Un scénario qui pourrait constituer un thriller politique serait l’acte d’élus ou de best losers rodriguais assurant une majorité à un parti, à Maurice. En 1976, les deux élus rodriguais étaient du PMSD.

En 1976, c’était l’époque des vaches maigres. Les travaillistes comptaient beaucoup sur la générosité de quelques planteurs dont Bisso Ramphul et Lochan Seegobin, et d’opérateurs dans le secteur du transport public, dont Sookdeo Issur, pour mobiliser des fonds spéciaux.
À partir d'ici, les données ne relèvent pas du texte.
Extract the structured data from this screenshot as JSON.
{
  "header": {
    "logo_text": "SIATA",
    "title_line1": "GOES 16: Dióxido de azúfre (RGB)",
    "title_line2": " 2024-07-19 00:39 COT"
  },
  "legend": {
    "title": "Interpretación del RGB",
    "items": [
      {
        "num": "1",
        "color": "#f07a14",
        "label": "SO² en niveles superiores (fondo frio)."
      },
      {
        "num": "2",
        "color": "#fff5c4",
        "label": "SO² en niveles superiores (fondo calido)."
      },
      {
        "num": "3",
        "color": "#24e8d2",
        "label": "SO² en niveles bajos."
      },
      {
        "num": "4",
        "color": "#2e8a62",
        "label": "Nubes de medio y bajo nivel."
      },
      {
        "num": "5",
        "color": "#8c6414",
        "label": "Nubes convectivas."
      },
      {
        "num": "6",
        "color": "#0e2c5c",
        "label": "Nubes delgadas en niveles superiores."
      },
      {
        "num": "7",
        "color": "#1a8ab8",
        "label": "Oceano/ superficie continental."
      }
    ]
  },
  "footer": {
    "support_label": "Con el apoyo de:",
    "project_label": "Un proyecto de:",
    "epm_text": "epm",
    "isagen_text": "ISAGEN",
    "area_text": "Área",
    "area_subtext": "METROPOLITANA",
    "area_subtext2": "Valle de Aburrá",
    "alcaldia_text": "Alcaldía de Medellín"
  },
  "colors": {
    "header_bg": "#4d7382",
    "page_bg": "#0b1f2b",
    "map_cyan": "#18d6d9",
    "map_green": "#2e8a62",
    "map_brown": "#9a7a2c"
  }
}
En 2019, le trésor de guerre est immense, au point de faire Ali Baba souffrir de complexe d’infériorité. En 1976, on était encore loin des dépenses colossales sur le Metro Express, au coût de Rs 18 milliards, ni encore des, Rs 19 Mds du projet Safe City (tiens, des caméras qui coûtent plus cher que des rails et des trains ?), encore moins des centaines de millions d’Heritage City, disparues dans de mystérieuses poches à Maurice comme à Dubaï.

Sans compter les milliards de loans de la State Bank au Kenya et à Dubaï, les Rs 5 Mds du stade de Côte-d’Or. Ou encore l’exploit de Sherry Singh, qui, tel Jason de la mythologie grecque, avec le concours de ses souscontracteurs argonautes - jargonautes en créole mauricien ? - sait comment transformer le vulgaire cuivre en Toison d’or.